Invertebrates express regulatory receptors, transporters, and channels responsive to established drugs of abuse, many of which mediate their effects through catecholamine pathways. We hypothesized that invertebrate neural systems may serve as models by which to evaluate the interactive pharmacological effects of these agents.


Ex vivo pharmacological trials determined the effects of saturating levels of ethanol on morphine levels in pooled Mytilus edulis ganglia via HPLC coupled to electrochemical detection and/or HPLC/RIA analyses. Additional trials evaluated the ability of ethanol, nicotine, and cocaine, to promote evoked release of 125I-labeled morphine from neural tissues, because intrinsically low levels of morphine did not allow direct quantification of its release.


Incubation of pooled M. edulis pedal ganglia with 200 mM ethanol (approximately 1% ethanol v/v) resulted in a two-fold increase in morphine concentration at 15 min, return to baseline at 30 min, and a 50% decrease in morphine concentration at 60 min.

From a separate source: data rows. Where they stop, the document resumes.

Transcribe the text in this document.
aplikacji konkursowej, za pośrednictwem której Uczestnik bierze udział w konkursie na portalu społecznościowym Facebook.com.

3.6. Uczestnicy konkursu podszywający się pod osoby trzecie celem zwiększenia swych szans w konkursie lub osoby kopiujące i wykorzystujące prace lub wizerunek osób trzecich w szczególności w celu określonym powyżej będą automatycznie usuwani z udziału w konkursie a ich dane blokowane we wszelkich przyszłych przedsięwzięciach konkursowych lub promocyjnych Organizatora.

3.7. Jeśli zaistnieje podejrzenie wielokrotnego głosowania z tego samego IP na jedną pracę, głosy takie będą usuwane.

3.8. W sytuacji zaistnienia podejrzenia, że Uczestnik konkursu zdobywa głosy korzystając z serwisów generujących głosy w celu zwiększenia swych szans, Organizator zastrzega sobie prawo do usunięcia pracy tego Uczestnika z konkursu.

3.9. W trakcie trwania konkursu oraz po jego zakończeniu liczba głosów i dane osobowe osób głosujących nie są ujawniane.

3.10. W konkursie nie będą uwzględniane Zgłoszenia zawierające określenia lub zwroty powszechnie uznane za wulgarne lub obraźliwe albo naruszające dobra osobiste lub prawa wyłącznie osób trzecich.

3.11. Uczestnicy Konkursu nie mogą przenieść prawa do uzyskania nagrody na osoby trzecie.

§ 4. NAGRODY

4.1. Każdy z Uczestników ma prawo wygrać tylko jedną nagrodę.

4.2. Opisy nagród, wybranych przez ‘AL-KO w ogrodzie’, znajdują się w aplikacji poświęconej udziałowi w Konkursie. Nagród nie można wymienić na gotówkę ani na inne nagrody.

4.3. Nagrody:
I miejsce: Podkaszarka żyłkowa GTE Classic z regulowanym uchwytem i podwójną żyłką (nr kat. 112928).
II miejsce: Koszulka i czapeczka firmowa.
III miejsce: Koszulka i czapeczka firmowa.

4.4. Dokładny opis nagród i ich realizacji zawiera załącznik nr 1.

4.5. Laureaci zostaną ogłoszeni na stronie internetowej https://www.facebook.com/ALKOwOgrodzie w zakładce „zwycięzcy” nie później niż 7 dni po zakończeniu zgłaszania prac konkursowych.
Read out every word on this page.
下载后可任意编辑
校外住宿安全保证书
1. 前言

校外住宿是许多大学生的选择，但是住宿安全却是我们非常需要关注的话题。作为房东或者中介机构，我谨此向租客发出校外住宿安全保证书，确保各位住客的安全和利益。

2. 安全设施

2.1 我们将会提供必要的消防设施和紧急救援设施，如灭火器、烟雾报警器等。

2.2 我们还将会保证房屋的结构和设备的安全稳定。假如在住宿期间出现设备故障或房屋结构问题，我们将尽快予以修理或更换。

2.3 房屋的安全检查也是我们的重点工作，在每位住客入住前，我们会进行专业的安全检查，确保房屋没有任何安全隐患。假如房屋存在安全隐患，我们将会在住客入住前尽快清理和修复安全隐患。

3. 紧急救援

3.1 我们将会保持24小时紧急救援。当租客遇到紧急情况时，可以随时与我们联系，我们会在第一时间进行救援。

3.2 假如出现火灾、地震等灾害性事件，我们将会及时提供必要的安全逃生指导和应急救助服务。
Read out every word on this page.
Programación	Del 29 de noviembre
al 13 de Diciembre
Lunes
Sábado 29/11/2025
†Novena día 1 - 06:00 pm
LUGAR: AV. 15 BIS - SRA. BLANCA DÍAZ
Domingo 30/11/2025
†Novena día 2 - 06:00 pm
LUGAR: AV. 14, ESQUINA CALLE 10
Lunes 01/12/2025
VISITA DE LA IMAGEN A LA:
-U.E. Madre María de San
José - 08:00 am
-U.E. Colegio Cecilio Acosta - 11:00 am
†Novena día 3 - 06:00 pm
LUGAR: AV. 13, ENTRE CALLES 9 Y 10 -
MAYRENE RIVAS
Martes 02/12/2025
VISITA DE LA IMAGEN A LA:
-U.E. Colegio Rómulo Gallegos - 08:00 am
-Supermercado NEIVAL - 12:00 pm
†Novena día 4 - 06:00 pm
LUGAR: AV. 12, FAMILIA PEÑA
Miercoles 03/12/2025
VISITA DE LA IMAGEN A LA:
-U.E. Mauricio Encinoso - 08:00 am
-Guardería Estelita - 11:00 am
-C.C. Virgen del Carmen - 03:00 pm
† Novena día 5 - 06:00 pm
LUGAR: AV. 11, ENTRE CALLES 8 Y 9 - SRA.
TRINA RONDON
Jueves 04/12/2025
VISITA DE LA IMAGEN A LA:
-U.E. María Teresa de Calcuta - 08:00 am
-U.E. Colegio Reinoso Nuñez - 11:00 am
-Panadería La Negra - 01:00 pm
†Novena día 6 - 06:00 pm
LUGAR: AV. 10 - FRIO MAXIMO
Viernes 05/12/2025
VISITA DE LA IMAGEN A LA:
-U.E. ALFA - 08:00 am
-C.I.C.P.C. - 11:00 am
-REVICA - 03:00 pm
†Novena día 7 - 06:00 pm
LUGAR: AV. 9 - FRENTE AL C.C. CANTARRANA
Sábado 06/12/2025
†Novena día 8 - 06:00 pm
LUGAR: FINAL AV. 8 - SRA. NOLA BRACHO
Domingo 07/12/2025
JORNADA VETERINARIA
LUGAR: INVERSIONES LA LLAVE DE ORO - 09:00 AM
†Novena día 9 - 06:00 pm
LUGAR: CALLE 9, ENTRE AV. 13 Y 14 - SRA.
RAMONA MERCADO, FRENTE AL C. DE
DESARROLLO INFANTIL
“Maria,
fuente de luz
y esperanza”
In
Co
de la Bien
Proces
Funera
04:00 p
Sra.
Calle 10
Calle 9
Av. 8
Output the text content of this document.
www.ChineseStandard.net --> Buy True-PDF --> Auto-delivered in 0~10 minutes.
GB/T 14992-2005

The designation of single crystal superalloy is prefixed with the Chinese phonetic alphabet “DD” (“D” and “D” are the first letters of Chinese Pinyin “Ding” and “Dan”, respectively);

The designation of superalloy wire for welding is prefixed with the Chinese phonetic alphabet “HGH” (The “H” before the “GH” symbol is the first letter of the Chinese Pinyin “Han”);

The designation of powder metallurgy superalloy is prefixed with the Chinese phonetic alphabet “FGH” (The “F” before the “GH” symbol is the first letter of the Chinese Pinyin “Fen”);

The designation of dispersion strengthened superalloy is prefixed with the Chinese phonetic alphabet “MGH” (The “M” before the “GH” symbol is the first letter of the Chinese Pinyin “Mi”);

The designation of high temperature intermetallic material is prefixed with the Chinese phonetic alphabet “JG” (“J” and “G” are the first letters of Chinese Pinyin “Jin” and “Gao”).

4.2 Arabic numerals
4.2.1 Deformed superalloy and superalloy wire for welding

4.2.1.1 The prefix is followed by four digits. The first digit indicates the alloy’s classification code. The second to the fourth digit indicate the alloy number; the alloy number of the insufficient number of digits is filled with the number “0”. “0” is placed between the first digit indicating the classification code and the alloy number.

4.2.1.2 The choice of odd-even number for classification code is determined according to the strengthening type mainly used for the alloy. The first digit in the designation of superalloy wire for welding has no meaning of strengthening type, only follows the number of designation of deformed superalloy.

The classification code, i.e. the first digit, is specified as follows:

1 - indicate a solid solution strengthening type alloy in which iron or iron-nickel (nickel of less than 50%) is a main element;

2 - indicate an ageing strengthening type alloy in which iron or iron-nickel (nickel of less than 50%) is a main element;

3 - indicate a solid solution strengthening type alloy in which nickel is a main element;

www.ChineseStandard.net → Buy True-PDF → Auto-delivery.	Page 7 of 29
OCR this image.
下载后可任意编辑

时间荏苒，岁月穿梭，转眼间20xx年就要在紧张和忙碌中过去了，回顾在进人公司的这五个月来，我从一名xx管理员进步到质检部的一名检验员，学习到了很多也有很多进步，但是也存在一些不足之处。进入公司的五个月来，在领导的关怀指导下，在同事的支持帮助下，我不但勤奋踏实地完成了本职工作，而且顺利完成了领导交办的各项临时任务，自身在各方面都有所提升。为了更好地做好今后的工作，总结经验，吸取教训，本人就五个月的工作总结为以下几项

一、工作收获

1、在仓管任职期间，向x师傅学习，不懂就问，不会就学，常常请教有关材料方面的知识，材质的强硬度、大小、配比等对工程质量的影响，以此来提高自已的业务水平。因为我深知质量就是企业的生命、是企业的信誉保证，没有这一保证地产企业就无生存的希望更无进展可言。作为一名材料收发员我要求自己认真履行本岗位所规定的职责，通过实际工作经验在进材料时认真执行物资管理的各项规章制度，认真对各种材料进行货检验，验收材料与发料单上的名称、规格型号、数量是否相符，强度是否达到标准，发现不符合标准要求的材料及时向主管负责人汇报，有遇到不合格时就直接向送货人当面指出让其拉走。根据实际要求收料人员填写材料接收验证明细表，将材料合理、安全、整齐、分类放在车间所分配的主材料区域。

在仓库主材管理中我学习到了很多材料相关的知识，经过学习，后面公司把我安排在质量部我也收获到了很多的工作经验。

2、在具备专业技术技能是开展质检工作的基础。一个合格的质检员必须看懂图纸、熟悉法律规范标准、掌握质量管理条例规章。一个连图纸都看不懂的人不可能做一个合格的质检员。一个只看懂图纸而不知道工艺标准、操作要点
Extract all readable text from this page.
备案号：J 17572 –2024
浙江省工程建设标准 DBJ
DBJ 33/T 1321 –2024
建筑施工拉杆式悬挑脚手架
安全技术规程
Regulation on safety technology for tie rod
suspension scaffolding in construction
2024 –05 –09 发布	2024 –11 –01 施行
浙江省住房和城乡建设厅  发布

Separate incubations of pooled M. edulis pedal ganglia and H. americanus nerve cord with ethanol, cocaine, and nicotine resulted in a statistically significant enhancement of 125I-trace labeled morphine release.


The stimulatory effects of ethanol, nicotine, and cocaine on cellular expression and release of endogenous morphine suggest convergent mechanisms underlying the reinforcing and addictive properties for a variety of drugs of abuse. The evolutionary conservation of L-tyrosine as a common precursor to catecholamine and opiate/opioid signaling systems may define a functional triad involving endogenous morphine, dopamine, and other classes of addictive drugs.